María de Jesús de la Fuente Casas es de otra época. Lo es porque nació en un México distinto, el de 1920 (el 18 de octubre); sin embargo, sorprende que a sus noventa y tres años se adapte, lenta pero sin pausas, a los cambios tecnológicos y sociales de este país que siempre está en crisis.
Estoy sentada frente a María en el sillón del estudio de su esposo, el pintor, grabador y muralista Pablo O’Higgins, quien murió hace treinta años. El sitio es el más luminoso de esta casa que ambos diseñaron en los años cincuenta.

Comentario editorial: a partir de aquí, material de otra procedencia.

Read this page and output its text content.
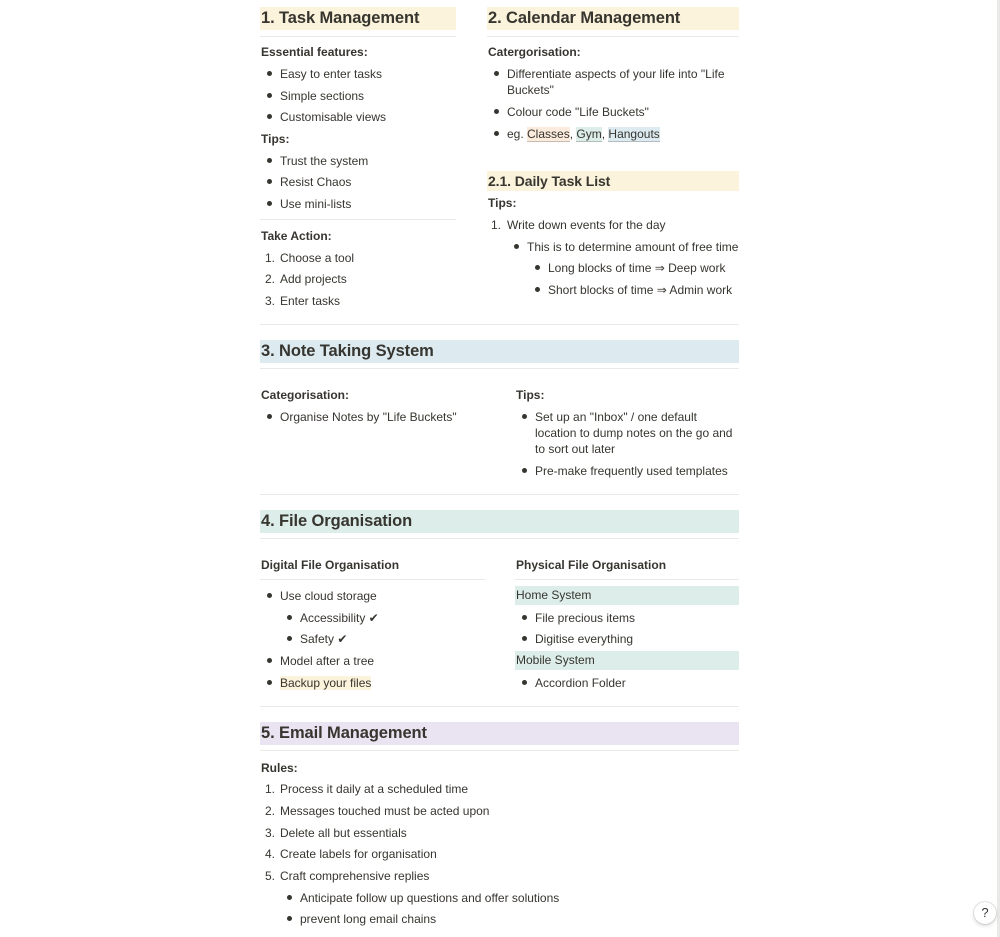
1. Task Management
Essential features:
Easy to enter tasks
Simple sections
Customisable views
Tips:
Trust the system
Resist Chaos
Use mini-lists
Take Action:
1. Choose a tool
2. Add projects
3. Enter tasks
2. Calendar Management
Catergorisation:
Differentiate aspects of your life into "Life Buckets"
Colour code "Life Buckets"
eg. Classes, Gym, Hangouts
2.1. Daily Task List
Tips:
1. Write down events for the day
This is to determine amount of free time
Long blocks of time ⇒ Deep work
Short blocks of time ⇒ Admin work
3. Note Taking System
Categorisation:
Organise Notes by "Life Buckets"
Tips:
Set up an "Inbox" / one default location to dump notes on the go and to sort out later
Pre-make frequently used templates
4. File Organisation
Digital File Organisation
Use cloud storage
Accessibility ✔︎
Safety ✔︎
Model after a tree
Backup your files
Physical File Organisation
Home System
File precious items
Digitise everything
Mobile System
Accordion Folder
5. Email Management
Rules:
1. Process it daily at a scheduled time
2. Messages touched must be acted upon
3. Delete all but essentials
4. Create labels for organisation
5. Craft comprehensive replies
Anticipate follow up questions and offer solutions
prevent long email chains	?
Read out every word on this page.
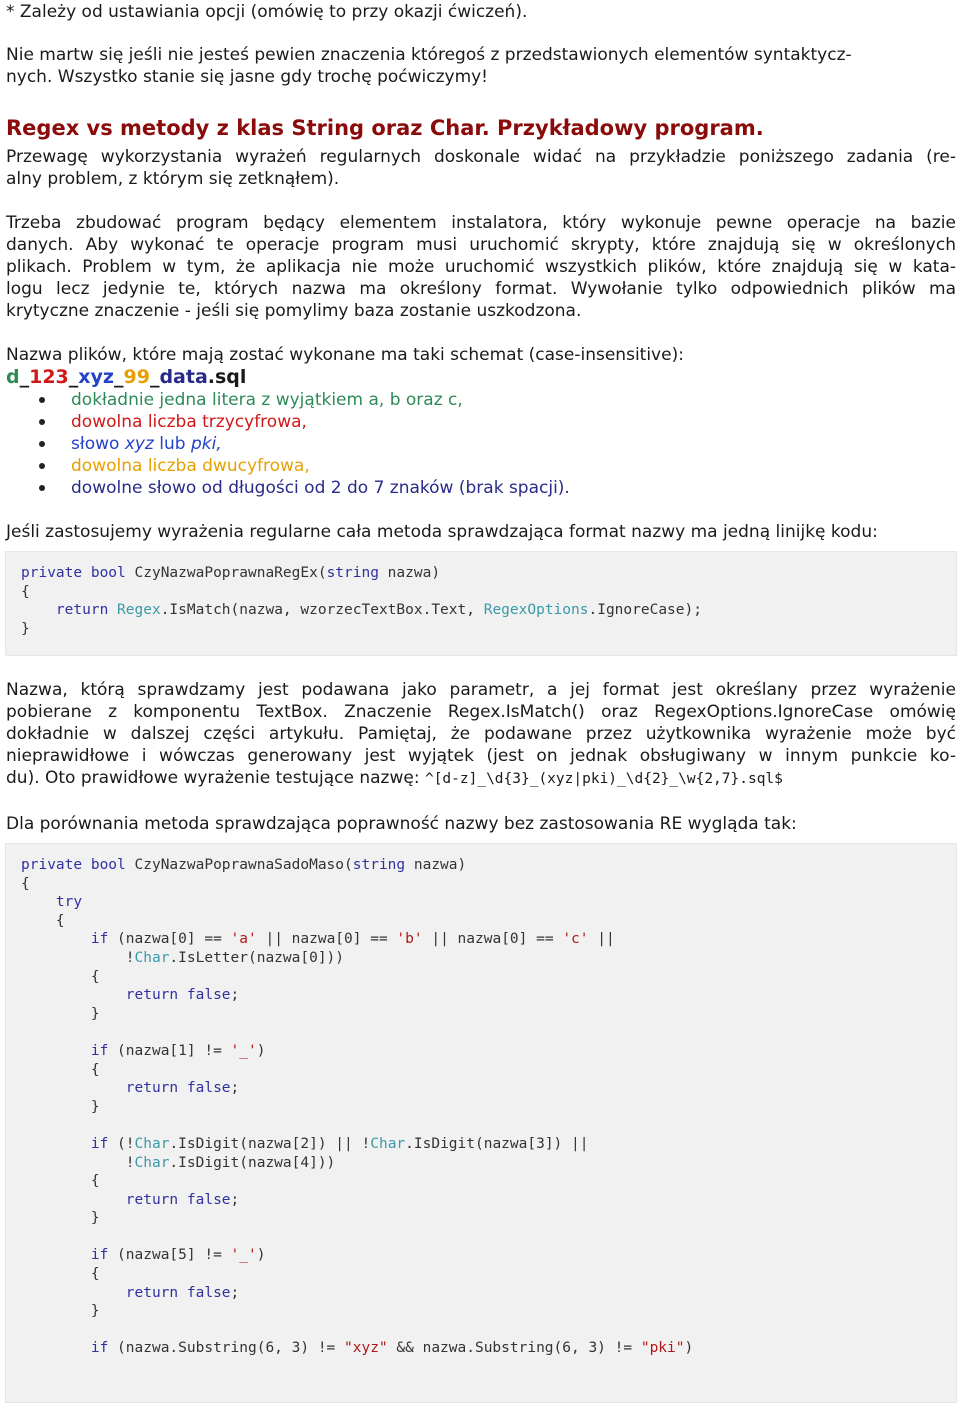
* Zależy od ustawiania opcji (omówię to przy okazji ćwiczeń).
Nie martw się jeśli nie jesteś pewien znaczenia któregoś z przedstawionych elementów syntaktycz-
nych. Wszystko stanie się jasne gdy trochę poćwiczymy!
Regex vs metody z klas String oraz Char. Przykładowy program.
Przewagę wykorzystania wyrażeń regularnych doskonale widać na przykładzie poniższego zadania (re-
alny problem, z którym się zetknąłem).
Trzeba zbudować program będący elementem instalatora, który wykonuje pewne operacje na bazie
danych. Aby wykonać te operacje program musi uruchomić skrypty, które znajdują się w określonych
plikach. Problem w tym, że aplikacja nie może uruchomić wszystkich plików, które znajdują się w kata-
logu lecz jedynie te, których nazwa ma określony format. Wywołanie tylko odpowiednich plików ma
krytyczne znaczenie - jeśli się pomylimy baza zostanie uszkodzona.
Nazwa plików, które mają zostać wykonane ma taki schemat (case-insensitive):
d_123_xyz_99_data.sql
dokładnie jedna litera z wyjątkiem a, b oraz c,
dowolna liczba trzycyfrowa,
słowo xyz lub pki,
dowolna liczba dwucyfrowa,
dowolne słowo od długości od 2 do 7 znaków (brak spacji).
Jeśli zastosujemy wyrażenia regularne cała metoda sprawdzająca format nazwy ma jedną linijkę kodu:
private bool CzyNazwaPoprawnaRegEx(string nazwa)
{
return Regex.IsMatch(nazwa, wzorzecTextBox.Text, RegexOptions.IgnoreCase);
}
Nazwa, którą sprawdzamy jest podawana jako parametr, a jej format jest określany przez wyrażenie
pobierane z komponentu TextBox. Znaczenie Regex.IsMatch() oraz RegexOptions.IgnoreCase omówię
dokładnie w dalszej części artykułu. Pamiętaj, że podawane przez użytkownika wyrażenie może być
nieprawidłowe i wówczas generowany jest wyjątek (jest on jednak obsługiwany w innym punkcie ko-
du). Oto prawidłowe wyrażenie testujące nazwę: ^[d-z]_\d{3}_(xyz|pki)_\d{2}_\w{2,7}.sql$
Dla porównania metoda sprawdzająca poprawność nazwy bez zastosowania RE wygląda tak:
private bool CzyNazwaPoprawnaSadoMaso(string nazwa)
{
try
{
if (nazwa[0] == 'a' || nazwa[0] == 'b' || nazwa[0] == 'c' ||
!Char.IsLetter(nazwa[0]))
{
return false;
}

if (nazwa[1] != '_')
{
return false;
}

if (!Char.IsDigit(nazwa[2]) || !Char.IsDigit(nazwa[3]) ||
!Char.IsDigit(nazwa[4]))
{
return false;
}

if (nazwa[5] != '_')
{
return false;
}

if (nazwa.Substring(6, 3) != "xyz" && nazwa.Substring(6, 3) != "pki")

La escucho hablar mientras recorro con los ojos su rostro. Es hermosa en su novena década. Y no es necesario imaginar cuánta era su belleza cuando Pablo cayó enamorado de ella, solo hay que mirar hacia los altos muros: un cuadro tras otro, una sucesión de Marías retenidas, para siempre. María a sus treinta y siete años, a sus cuarenta, a sus cuarenta y cinco, a sus sesenta. Y allí se detuvo el tiempo y la mano del pintor. No hubo más retratos, pues no hubo más Pablo. Se fue el 16 de julio de 1983.
El estudio quedó cerrado, en silencio por un tiempo. La luz lo visitaba y se iba sin que nadie la atrapara. El amor de María y Pablo, la fuerza creativa, el diálogo y la complicidad de ambos, se atesoran ahí.
Conversé con ella de cómo vivió la muerte de Pablo, de la forma en que el duelo se convirtió en energía. Hablamos también de las montañas de Rayones, el pueblo de su infancia, plantado en medio de la nada y de cómo salió de ese paraíso para vivir en Monterrey, donde cursó la carrera de Derecho, sumándose así a las cuatro mujeres abogadas que había en esa ciudad en los años cincuenta. Me contó que un día llegó a Monterrey y, a su vida, un rubio, alto y famoso artista que tenía ya el respeto de mexicanos y extranjeros. Ese rubio era Pablo O’Higgins.
De O’Higgins (Salt Lake City, Utah, 1 de marzo de 1904), quien llegó a México en los años veinte —a colaborar con Diego Rivera en los murales de la Secretaría de Educación Pública y Chapingo—, se ha escrito mucho, pero poquísimo acerca de María, quien estuvo con él no solo hasta su muerte, también después. Por tres décadas, María ha difundido y preservado amorosamente su obra. Lo hace porque sabe que es de México. Y debiera ser patrimonio nacional. Esperemos que pronto el Gobierno se dé cuenta y ponga manos a la obra.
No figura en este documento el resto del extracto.